The increase, approved at a provincial government meeting last Friday, means that fares will now be charged on the basis of 1.25 meticais (slightly less than two US cents) per kilometre, instead of the old rate lof one metical per kilometre.
According to the spokesperson for the provincial government, Agostinho Zacarias, transport operators will be allowed to charge the new fares, as soon as a joint statement is issued by the government and the Nampula Transport Association (ASTRA).
The increase means, for instance, that the fare for a journey from Nampula city to the coastal district of Memba, a distance of 250 kilometres, rises from 250 to 313 meticais. The short hop from Nampula to Marretane, which uses to cost 20 meticais, now riese to 25 meticais.
Zacarias said the fare increase is due to successive rises in the price of fuel, as well as the general wear and tear of the vehicles, caused by the coor condition of the roads. The rise had been negotiated with ASTRA, he added. The inter-district buses do not enjoy the subsidy on diesel which the government pays to urban passenger transport operators.
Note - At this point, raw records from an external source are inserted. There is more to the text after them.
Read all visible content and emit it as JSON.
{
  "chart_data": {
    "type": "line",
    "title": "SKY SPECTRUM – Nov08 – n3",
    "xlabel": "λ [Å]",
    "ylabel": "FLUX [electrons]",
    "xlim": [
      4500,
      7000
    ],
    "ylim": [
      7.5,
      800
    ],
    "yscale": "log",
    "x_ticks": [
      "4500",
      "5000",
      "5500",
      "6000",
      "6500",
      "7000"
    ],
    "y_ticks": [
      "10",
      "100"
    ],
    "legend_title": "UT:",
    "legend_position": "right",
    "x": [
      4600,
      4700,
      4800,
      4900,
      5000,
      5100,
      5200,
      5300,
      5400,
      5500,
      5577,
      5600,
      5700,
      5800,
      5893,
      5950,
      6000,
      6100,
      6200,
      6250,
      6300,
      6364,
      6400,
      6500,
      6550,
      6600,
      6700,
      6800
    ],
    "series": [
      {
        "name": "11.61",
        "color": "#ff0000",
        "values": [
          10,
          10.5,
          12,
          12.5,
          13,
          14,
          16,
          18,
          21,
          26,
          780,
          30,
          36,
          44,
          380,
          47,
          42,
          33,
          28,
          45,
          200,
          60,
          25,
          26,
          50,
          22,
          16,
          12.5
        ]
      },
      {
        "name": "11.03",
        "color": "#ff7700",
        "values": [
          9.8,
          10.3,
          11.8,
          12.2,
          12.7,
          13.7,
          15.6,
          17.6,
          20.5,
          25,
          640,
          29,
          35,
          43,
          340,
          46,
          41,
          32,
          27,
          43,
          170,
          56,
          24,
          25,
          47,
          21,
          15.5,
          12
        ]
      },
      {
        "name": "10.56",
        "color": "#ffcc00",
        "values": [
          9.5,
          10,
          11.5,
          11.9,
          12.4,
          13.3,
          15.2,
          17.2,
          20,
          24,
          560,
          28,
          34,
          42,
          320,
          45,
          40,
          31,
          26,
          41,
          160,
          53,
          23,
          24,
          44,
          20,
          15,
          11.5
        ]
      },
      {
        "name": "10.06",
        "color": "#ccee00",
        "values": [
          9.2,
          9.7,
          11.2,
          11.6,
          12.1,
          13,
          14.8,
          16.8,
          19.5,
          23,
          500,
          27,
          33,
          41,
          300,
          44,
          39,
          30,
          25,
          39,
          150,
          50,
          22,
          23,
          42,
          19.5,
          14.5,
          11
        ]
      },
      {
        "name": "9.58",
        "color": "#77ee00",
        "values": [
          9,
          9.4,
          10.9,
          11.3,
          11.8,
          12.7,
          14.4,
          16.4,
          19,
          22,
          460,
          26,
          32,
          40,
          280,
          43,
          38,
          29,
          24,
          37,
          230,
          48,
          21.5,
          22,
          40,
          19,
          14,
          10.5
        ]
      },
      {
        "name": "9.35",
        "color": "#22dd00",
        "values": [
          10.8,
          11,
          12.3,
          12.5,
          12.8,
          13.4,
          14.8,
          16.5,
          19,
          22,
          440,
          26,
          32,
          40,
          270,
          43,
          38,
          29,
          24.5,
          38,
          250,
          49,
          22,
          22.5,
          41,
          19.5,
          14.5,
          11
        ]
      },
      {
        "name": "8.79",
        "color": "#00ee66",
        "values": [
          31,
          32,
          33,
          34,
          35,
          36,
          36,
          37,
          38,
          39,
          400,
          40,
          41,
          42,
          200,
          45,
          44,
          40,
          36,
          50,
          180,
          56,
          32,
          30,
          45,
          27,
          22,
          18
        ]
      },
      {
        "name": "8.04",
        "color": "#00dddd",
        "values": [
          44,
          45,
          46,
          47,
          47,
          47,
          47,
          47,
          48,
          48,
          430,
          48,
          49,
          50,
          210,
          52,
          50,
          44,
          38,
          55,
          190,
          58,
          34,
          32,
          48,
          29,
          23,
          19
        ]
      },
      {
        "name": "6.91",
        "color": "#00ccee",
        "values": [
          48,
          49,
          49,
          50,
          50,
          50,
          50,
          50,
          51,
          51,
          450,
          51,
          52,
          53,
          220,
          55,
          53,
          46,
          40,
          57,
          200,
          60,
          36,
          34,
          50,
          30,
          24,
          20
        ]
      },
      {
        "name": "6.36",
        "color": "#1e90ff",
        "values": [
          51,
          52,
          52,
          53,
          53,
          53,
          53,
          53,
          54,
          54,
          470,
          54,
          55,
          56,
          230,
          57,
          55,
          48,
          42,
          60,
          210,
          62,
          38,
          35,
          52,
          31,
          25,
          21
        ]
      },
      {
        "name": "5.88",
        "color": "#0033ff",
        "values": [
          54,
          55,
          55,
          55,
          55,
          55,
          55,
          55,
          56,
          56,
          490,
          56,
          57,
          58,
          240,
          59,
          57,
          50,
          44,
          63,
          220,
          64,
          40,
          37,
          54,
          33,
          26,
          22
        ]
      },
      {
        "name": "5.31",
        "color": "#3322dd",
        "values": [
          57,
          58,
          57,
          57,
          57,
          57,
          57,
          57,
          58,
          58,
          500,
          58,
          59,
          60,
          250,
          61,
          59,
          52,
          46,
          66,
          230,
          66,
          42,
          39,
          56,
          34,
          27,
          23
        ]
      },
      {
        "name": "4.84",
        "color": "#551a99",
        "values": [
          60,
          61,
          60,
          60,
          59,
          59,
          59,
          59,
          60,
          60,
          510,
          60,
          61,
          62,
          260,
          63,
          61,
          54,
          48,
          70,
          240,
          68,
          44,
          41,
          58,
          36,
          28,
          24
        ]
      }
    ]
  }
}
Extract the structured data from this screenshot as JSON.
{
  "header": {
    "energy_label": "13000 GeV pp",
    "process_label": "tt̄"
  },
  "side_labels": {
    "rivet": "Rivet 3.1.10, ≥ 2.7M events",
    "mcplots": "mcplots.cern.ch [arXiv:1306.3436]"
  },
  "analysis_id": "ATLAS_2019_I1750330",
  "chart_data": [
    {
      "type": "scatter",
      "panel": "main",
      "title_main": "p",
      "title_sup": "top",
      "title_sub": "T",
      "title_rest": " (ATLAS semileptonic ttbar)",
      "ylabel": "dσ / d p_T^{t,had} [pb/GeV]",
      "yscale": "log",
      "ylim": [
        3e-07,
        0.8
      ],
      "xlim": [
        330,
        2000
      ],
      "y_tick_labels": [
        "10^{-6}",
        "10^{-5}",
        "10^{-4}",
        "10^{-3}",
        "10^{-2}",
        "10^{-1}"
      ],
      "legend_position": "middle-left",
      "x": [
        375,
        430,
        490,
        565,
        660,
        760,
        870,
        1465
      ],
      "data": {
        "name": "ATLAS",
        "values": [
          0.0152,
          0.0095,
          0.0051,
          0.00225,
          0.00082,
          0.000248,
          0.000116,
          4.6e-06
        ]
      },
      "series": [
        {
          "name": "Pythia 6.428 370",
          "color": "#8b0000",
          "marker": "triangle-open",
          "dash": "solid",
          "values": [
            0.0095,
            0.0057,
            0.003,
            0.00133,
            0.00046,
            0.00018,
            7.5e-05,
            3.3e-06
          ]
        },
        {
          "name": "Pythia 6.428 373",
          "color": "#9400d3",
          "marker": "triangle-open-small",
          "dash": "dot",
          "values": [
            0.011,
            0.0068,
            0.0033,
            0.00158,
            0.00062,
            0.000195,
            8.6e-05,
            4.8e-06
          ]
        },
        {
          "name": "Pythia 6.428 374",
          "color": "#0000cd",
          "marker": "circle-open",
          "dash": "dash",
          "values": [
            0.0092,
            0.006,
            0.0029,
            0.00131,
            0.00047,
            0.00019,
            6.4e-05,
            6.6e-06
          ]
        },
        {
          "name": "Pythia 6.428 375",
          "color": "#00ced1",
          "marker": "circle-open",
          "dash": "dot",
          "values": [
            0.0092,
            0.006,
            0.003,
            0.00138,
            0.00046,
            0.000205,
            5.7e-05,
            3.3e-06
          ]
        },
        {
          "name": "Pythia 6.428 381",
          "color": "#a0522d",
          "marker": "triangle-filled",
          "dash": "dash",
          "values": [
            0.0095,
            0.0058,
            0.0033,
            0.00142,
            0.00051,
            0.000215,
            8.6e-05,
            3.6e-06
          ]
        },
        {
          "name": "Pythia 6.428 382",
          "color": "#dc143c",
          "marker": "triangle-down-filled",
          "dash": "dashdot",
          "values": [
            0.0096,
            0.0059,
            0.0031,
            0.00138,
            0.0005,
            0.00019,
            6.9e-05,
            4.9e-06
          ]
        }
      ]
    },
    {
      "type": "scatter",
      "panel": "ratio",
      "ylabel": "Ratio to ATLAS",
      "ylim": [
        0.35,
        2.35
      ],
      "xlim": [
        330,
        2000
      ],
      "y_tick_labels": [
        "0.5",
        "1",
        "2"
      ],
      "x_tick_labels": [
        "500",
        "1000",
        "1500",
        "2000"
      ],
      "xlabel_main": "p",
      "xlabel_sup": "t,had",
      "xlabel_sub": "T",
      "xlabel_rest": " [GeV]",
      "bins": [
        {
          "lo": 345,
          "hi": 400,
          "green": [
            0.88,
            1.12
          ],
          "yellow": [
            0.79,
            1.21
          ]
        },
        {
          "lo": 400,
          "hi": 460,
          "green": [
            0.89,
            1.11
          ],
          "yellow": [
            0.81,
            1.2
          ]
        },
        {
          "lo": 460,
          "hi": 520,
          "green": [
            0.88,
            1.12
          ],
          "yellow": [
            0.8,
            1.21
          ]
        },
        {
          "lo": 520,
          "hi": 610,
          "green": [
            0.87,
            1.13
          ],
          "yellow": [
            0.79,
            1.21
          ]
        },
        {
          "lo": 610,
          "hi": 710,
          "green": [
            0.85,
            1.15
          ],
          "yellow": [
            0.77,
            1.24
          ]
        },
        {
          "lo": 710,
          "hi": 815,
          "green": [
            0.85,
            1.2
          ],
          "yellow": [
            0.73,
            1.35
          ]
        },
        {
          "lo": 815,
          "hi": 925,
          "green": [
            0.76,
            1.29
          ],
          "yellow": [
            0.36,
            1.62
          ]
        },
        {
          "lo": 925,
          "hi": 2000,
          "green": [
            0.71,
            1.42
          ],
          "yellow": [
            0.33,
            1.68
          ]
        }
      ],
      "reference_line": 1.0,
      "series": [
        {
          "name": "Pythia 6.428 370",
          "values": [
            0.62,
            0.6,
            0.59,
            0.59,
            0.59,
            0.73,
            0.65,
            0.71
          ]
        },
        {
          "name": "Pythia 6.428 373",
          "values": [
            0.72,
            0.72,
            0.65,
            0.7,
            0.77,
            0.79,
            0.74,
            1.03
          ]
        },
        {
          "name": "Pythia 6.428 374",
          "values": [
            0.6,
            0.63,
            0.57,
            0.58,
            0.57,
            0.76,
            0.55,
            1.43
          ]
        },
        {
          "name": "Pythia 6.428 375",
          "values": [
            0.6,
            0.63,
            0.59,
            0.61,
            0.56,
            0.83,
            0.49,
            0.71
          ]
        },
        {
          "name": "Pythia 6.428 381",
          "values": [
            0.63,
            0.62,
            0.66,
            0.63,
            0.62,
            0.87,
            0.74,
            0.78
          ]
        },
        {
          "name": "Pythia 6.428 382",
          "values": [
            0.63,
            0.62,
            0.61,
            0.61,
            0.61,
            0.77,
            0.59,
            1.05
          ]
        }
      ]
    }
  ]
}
Even if there is another increase in the fuel price in the near future, there will be no further rise in the fares for inter-district journeys, Zacarias said.
Passengers who spoke to AIM were unhappy about the increase, and claimed that, even under the old system, they were “robbed”. One of them, Faguir Marua, pointed out that the journey from Nampula to Nacala is slightly less than 190 kiklometres, “but we are charged 200 meticais instead of 190. It’s 90 kilometres from Nampula to Namialo, but we pay 100 meticais. I can’t imagine what will become of us now”.
There have been two recent rises in the price of fuel, in October and in March. Together they brought the price of petrol from 47.52 to 56.06 meticais a litre (an increase of 18 per cent), while diesel went up by 41 per cent, from 36.81 to 51.89 meticais a litre.
The current government inherited a policy of general fuel subsidies from its predecessor. This meant that the price paid by motorists at the pumps was substantially less than the price paid by fuel distribution companies on the world market. The government promised to pay the companies the difference – but by mid-March it owed the companies 70 million dollars.
The government intends to aboliosh the subsidy altogether, reverting to a method (abandoned by the previous government) of reviewing fuel prices every month, and changing them whenever import prices or the exchange rate of the metical vary in either direction by more than three per cent.